Yellow throats and butter butts. Sounds kinda kinky, huh? Like somebody has been having a bit too much personal fun among the dairy products.
Relax…what we're dealing with here is warbler-speak.
Spring is not only wildflower time in southwest-Ohio, it's also when the colorful squads of tiny warblers arrive hereabouts as they migrate northward to their summer nesting ranges. Slim-bodied birds, most the size of chickadees, but with longer beaks—dressed in all sorts of patches and patterns of yellow, gray, slate blue, black, white, brown, orange—striped and non-striped. And of course, most males and females of each species sport different looks.
Breathtaking, confusing troupes of feathered rainbows, flitting about the treetops, their often musical calls ringing through the greening vernal woods. At once both a birder's delight and bane, if you're the sort who insists on putting a name to things and checking off those little boxes on your life list. Personally, I'm content to remain happily bewildered, capable of identifying some of the warblers I see and hear, and delighted just as much by those that leave me baffled.
Here along the river, I saw my first warbler of the season a couple of weeks ago—a so-called "butter butt," or as it's more rightly known, a yellow-rumped warbler. As if warbles weren't perplexing enough, this particular species comes in two variations—the "Myrtle" and the "Audubon's." The former is the one most often seen in the eastern U.S. and the latter mostly confined to the western states. Occasionally, though, one decides to go visiting and fly with his non-majority kin. Not often; what the bird guides refer to as a "casual" visitor. But I saw an Audubon's Yellow-Rumped here a couple of years ago and it mystified me no end until the obvious eventually penetrated.
Unfortunately, the recent butter-butt (a Myrtle variation) didn't hang around long enough for me to make a photo. But another bird I did manage to photograph—albeit not too well—was a yellow-throated warbler—a bird with a noted preference for sycamores and riverine woodlands.

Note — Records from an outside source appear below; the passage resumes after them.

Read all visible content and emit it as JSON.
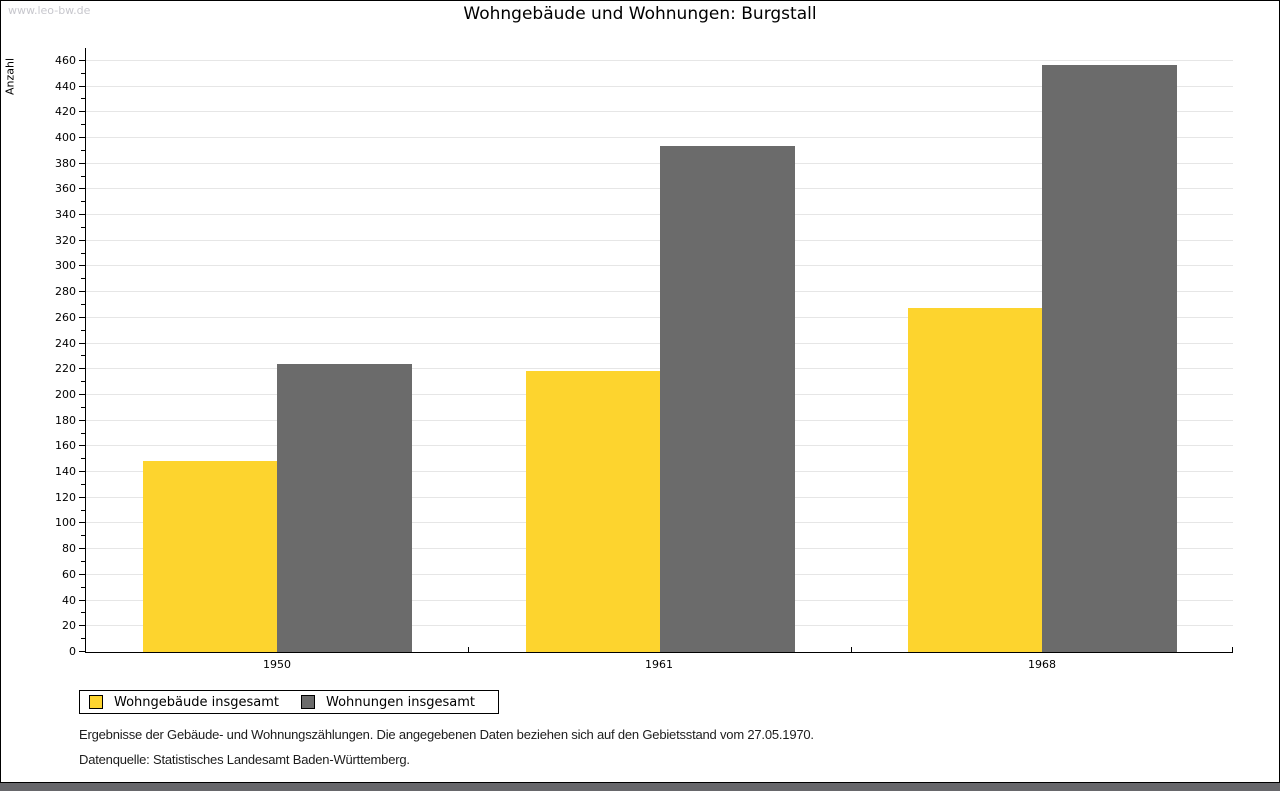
{
  "watermark": "www.leo-bw.de",
  "title": "Wohngebäude und Wohnungen: Burgstall",
  "chart_data": {
    "type": "bar",
    "title": "Wohngebäude und Wohnungen: Burgstall",
    "categories": [
      "1950",
      "1961",
      "1968"
    ],
    "series": [
      {
        "name": "Wohngebäude insgesamt",
        "color": "#FDD42E",
        "values": [
          149,
          219,
          268
        ]
      },
      {
        "name": "Wohnungen insgesamt",
        "color": "#6B6B6B",
        "values": [
          224,
          394,
          457
        ]
      }
    ],
    "xlabel": "",
    "ylabel": "Anzahl",
    "ylim": [
      0,
      470
    ],
    "ytick_step": 20,
    "ytick_max": 460,
    "grid": true,
    "legend_position": "bottom-left"
  },
  "legend": {
    "items": [
      "Wohngebäude insgesamt",
      "Wohnungen insgesamt"
    ]
  },
  "footer": {
    "line1": "Ergebnisse der Gebäude- und Wohnungszählungen. Die angegebenen Daten beziehen sich auf den Gebietsstand vom 27.05.1970.",
    "line2": "Datenquelle: Statistisches Landesamt Baden-Württemberg."
  },
  "colors": {
    "bar_yellow": "#FDD42E",
    "bar_gray": "#6B6B6B",
    "gridline": "#e6e6e6",
    "watermark_text": "#c7c7cd",
    "bottom_strip": "#67676b"
  }
}
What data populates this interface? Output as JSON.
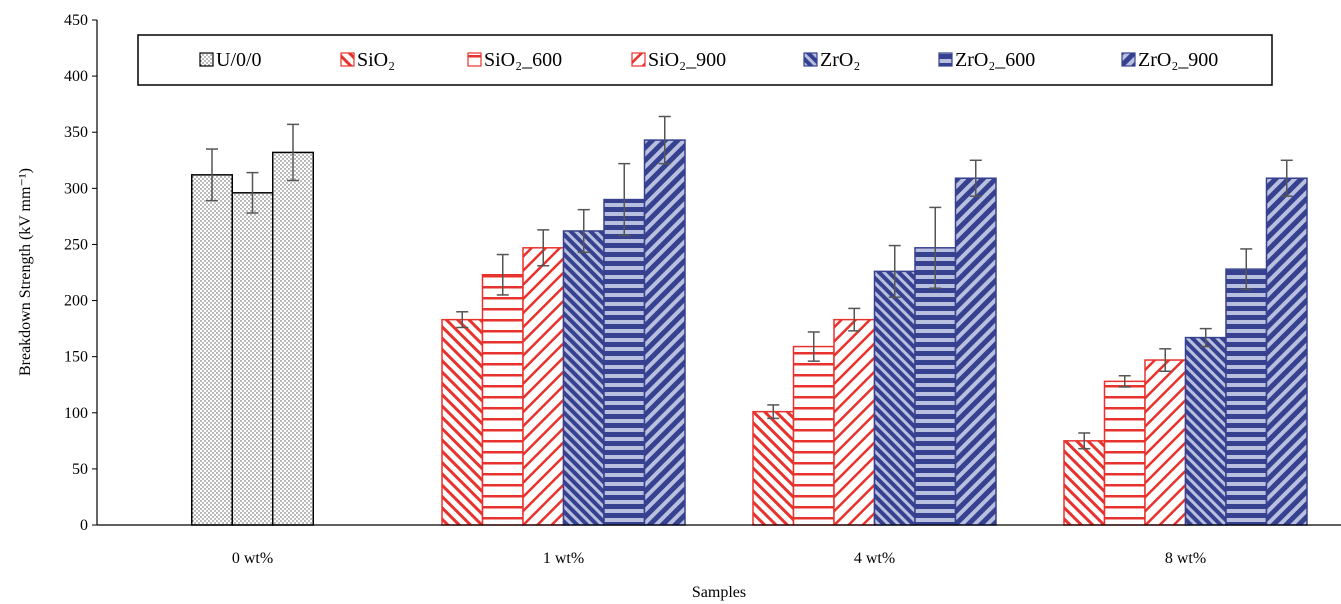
{
  "chart_data": {
    "type": "bar",
    "xlabel": "Samples",
    "ylabel": "Breakdown Strength (kV mm⁻¹)",
    "ylim": [
      0,
      450
    ],
    "yticks": [
      0,
      50,
      100,
      150,
      200,
      250,
      300,
      350,
      400,
      450
    ],
    "grid": false,
    "legend_position": "top",
    "categories": [
      "0 wt%",
      "1 wt%",
      "4 wt%",
      "8 wt%"
    ],
    "baseline_series": {
      "name": "U/0/0",
      "category": "0 wt%",
      "values": [
        312,
        296,
        332
      ],
      "errors": [
        23,
        18,
        25
      ]
    },
    "series": [
      {
        "name": "SiO₂",
        "color": "#e8322d",
        "pattern": "diag-thin",
        "values": [
          null,
          183,
          101,
          75
        ],
        "errors": [
          null,
          7,
          6,
          7
        ]
      },
      {
        "name": "SiO₂_600",
        "color": "#e8322d",
        "pattern": "horizontal",
        "values": [
          null,
          223,
          159,
          128
        ],
        "errors": [
          null,
          18,
          13,
          5
        ]
      },
      {
        "name": "SiO₂_900",
        "color": "#e8322d",
        "pattern": "diag-wide",
        "values": [
          null,
          247,
          183,
          147
        ],
        "errors": [
          null,
          16,
          10,
          10
        ]
      },
      {
        "name": "ZrO₂",
        "color": "#36418f",
        "pattern": "diag-thin",
        "values": [
          null,
          262,
          226,
          167
        ],
        "errors": [
          null,
          19,
          23,
          8
        ]
      },
      {
        "name": "ZrO₂_600",
        "color": "#36418f",
        "pattern": "horizontal",
        "values": [
          null,
          290,
          247,
          228
        ],
        "errors": [
          null,
          32,
          36,
          18
        ]
      },
      {
        "name": "ZrO₂_900",
        "color": "#36418f",
        "pattern": "diag-wide",
        "values": [
          null,
          343,
          309,
          309
        ],
        "errors": [
          null,
          21,
          16,
          16
        ]
      }
    ],
    "legend_entries": [
      "U/0/0",
      "SiO₂",
      "SiO₂_600",
      "SiO₂_900",
      "ZrO₂",
      "ZrO₂_600",
      "ZrO₂_900"
    ]
  }
}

Warblers are mostly insect eaters, and therefore not much interested in hanging around the feeders with the titmice and goldfinches. But this bright little yellow-throat kept making regular passes at the suet block, though it had to contend with downy, hairy, and red-bellied woodpeckers who viewed such behavior as tantamount to thievery by a gaudy-dressed interloper.
Rain is predicted for today and tomorrow, and Friday through at least the weekend. So Thursday will likely be my only chance to get into the bigger woods up the road and better assess the local warbler situation. They're small, quick, and not easy to photograph…but I want to see if I can't add a few warbler portraits to my files.